Surprisingly, the amount of information has been obtained on the basis of the analysis of only 600 specimens. Microscopic plankton produces half of the oxygen that forms on our planet in the process of photosynthesis. But while science knows about these organisms is very little. Until now, 4350 described species of microalgae and protozoan species 1350 5500 species of small marine animals. But the 1st data of the new genetic analysis show that the actual biological diversity in every of these groups can be from three to 9 times more of our modern ideas. With viral communities difference may be even more pronounced.
So from 5000 viral populations found in the first processed samples, only 39 are similar to the previously described species. It’s not surprising that the oceans contain a large number of organisms with a huge genetic diversity – says ecologist Jack Gilbert Jack Gilbert Argonne National Laboratory. More importantly, as a genetic database can be used to forecast the ecological relationships between microbes and how marine ecosystems respond to environmental change. Instead of studying one type of organism or molecule, we are trying to understand the behavior of the whole system – adds the project director Eric Karsenti (Eric Karsenti), from the European Molecular Biology Laboratory in Heidelberg.

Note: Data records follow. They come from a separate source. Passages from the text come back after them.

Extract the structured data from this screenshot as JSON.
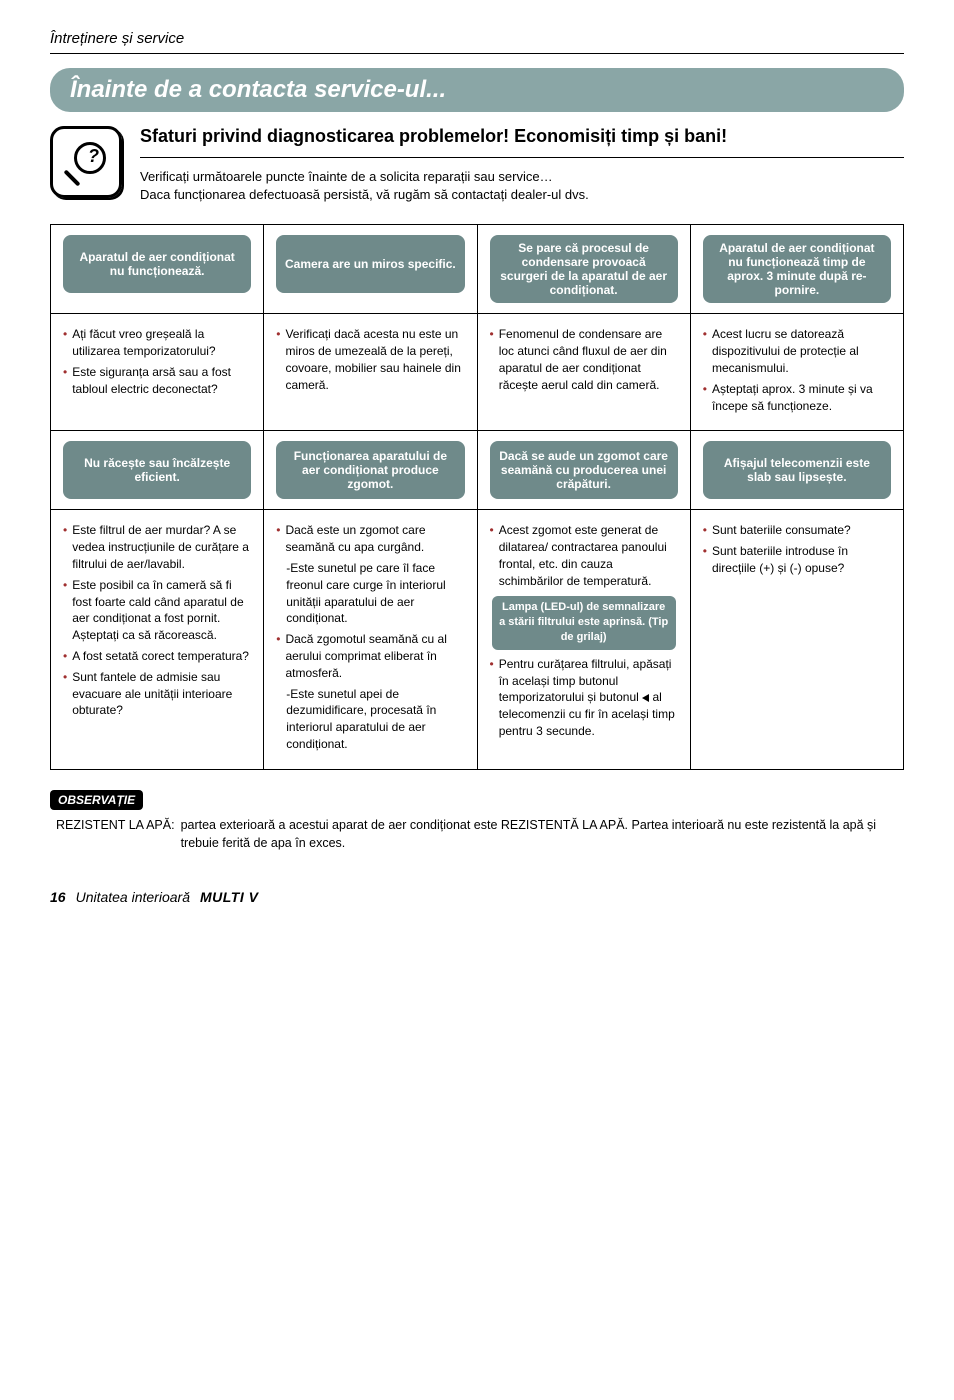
{
  "page_header": "Întreținere și service",
  "title_bar": "Înainte de a contacta service-ul...",
  "lead": {
    "title": "Sfaturi privind diagnosticarea problemelor! Economisiți timp și bani!",
    "desc1": "Verificați următoarele puncte înainte de a solicita reparații sau service…",
    "desc2": "Daca funcționarea defectuoasă persistă, vă rugăm să contactați dealer-ul dvs."
  },
  "colors": {
    "pill_bg": "#6f8a8a",
    "pill_text": "#ffffff",
    "bullet": "#a03030"
  },
  "grid": {
    "rows": [
      {
        "headers": [
          "Aparatul de aer condiționat nu funcționează.",
          "Camera are un miros specific.",
          "Se pare că procesul de condensare provoacă scurgeri de la aparatul de aer condiționat.",
          "Aparatul de aer condiționat nu funcționează timp de aprox. 3 minute după re-pornire."
        ],
        "bodies": [
          [
            "Ați făcut vreo greșeală la utilizarea temporizatorului?",
            "Este siguranța arsă sau a fost tabloul electric deconectat?"
          ],
          [
            "Verificați dacă acesta nu este un miros de umezeală de la pereți, covoare, mobilier sau hainele din cameră."
          ],
          [
            "Fenomenul de condensare are loc atunci când fluxul de aer din aparatul de aer condiționat răcește aerul cald din cameră."
          ],
          [
            "Acest lucru se datorează dispozitivului de protecție al mecanismului.",
            "Așteptați aprox. 3 minute și va începe să funcționeze."
          ]
        ]
      },
      {
        "headers": [
          "Nu răcește sau încălzește eficient.",
          "Funcționarea aparatului de aer condiționat produce zgomot.",
          "Dacă se aude un zgomot care seamănă cu producerea unei crăpături.",
          "Afișajul telecomenzii este slab sau lipsește."
        ],
        "bodies": [
          [
            "Este filtrul de aer murdar? A se vedea instrucțiunile de curățare a filtrului de aer/lavabil.",
            "Este posibil ca în cameră să fi fost foarte cald când aparatul de aer condiționat a fost pornit. Așteptați ca să răcorească.",
            "A fost setată corect temperatura?",
            "Sunt fantele de admisie sau evacuare ale unității interioare obturate?"
          ],
          [
            "Dacă este un zgomot care seamănă cu apa curgând.",
            "-Este sunetul pe care îl face freonul care curge în interiorul unității aparatului de aer condiționat.",
            "Dacă zgomotul seamănă cu al aerului comprimat eliberat în atmosferă.",
            "-Este sunetul apei de dezumidificare, procesată în interiorul aparatului de aer condiționat."
          ],
          [
            "Acest zgomot este generat de dilatarea/ contractarea panoului frontal, etc. din cauza schimbărilor de temperatură.",
            {
              "sub_pill": "Lampa (LED-ul) de semnalizare a stării filtrului este aprinsă. (Tip de grilaj)"
            },
            "Pentru curățarea filtrului, apăsați în același timp butonul temporizatorului și butonul ◀ al telecomenzii cu fir în același timp pentru 3 secunde."
          ],
          [
            "Sunt bateriile consumate?",
            "Sunt bateriile introduse în direcțiile (+) și (-) opuse?"
          ]
        ]
      }
    ]
  },
  "note": {
    "label": "OBSERVAȚIE",
    "entry_label": "REZISTENT LA APĂ:",
    "entry_text": "partea exterioară a acestui aparat de aer condiționat este REZISTENTĂ LA APĂ. Partea interioară nu este rezistentă la apă și trebuie ferită de apa în exces."
  },
  "footer": {
    "page": "16",
    "text": "Unitatea interioară",
    "brand": "MULTI V"
  }
}
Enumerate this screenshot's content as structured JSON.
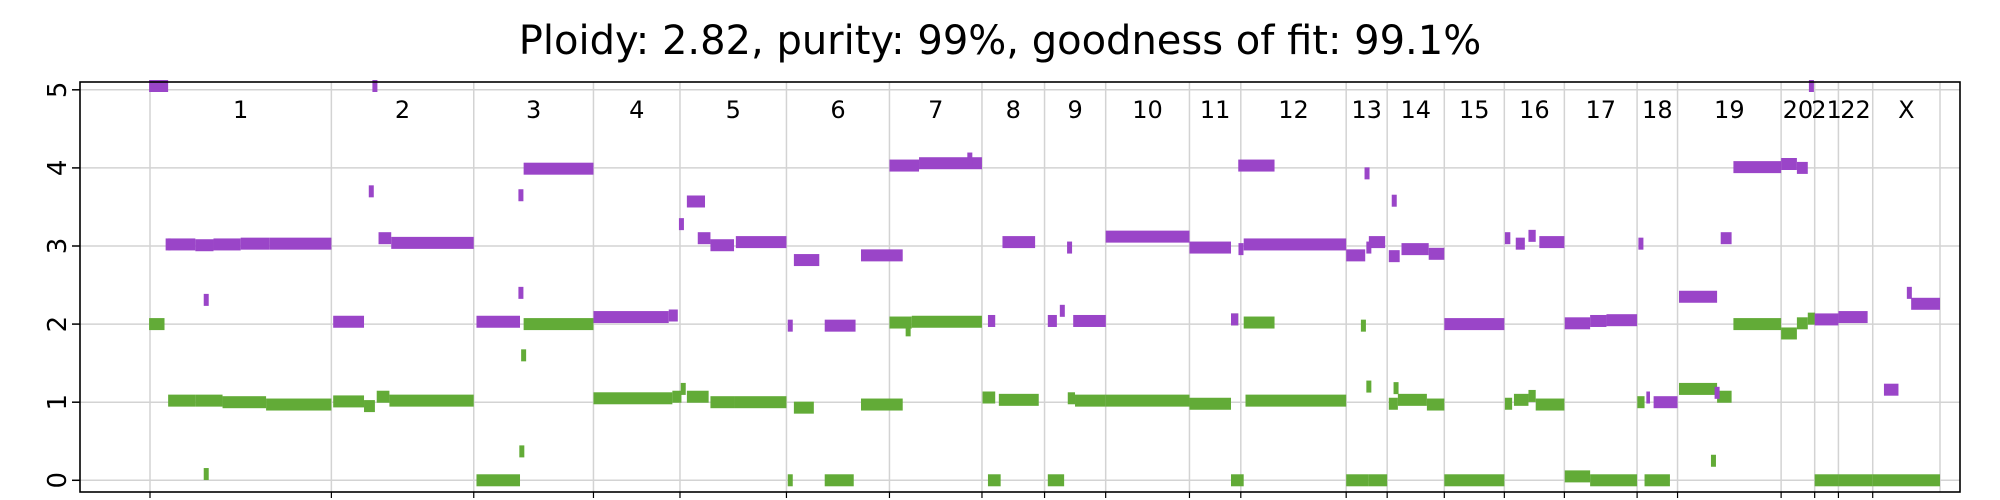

Scientists have learned all the DNA fragments from the organisms found in the samples. They are then sequenced and analyzed the genetic sequences using special software to determine how many different types fell into their hands. This approach, called metagenomics allows you to draw conclusions about the functions of certain genes, even if the mother’s body cannot be isolated or produced in the laboratory. The analysis allowed us to determine the degree of impact on the marine ecosystems of various environmental factors. So, it turned out that the temperature affects the structure of microbial communities is much stronger than the salinity and oxygen content.
But the most interesting is that the researchers used genetic data to predict the interactions between individual organisms. For example, by analyzing the genes they predicted a symbiotic relationship of sorts Symsagittifera worm and kind of mirage Tetraselmis and then confirm their suspicions, finding worms in single-celled organisms with a microscope. In just 3 and a half years, which lasted expedition, it was attended by more than 160 scientists, supported by three dozen research centers and governmental organizations from Europe, Asia and America assistance to the project is even American and European Space Agency. Ahead of the side has a lot of work, because most of the data just waiting for analysis. But even the results that have already laid out in free access, open up vast prospects for Bioinformatics specialists worldwide. In addition, information on the composition and interaction of plankton communities can be compared with oceanographic models for a better understanding of global processes in the oceans.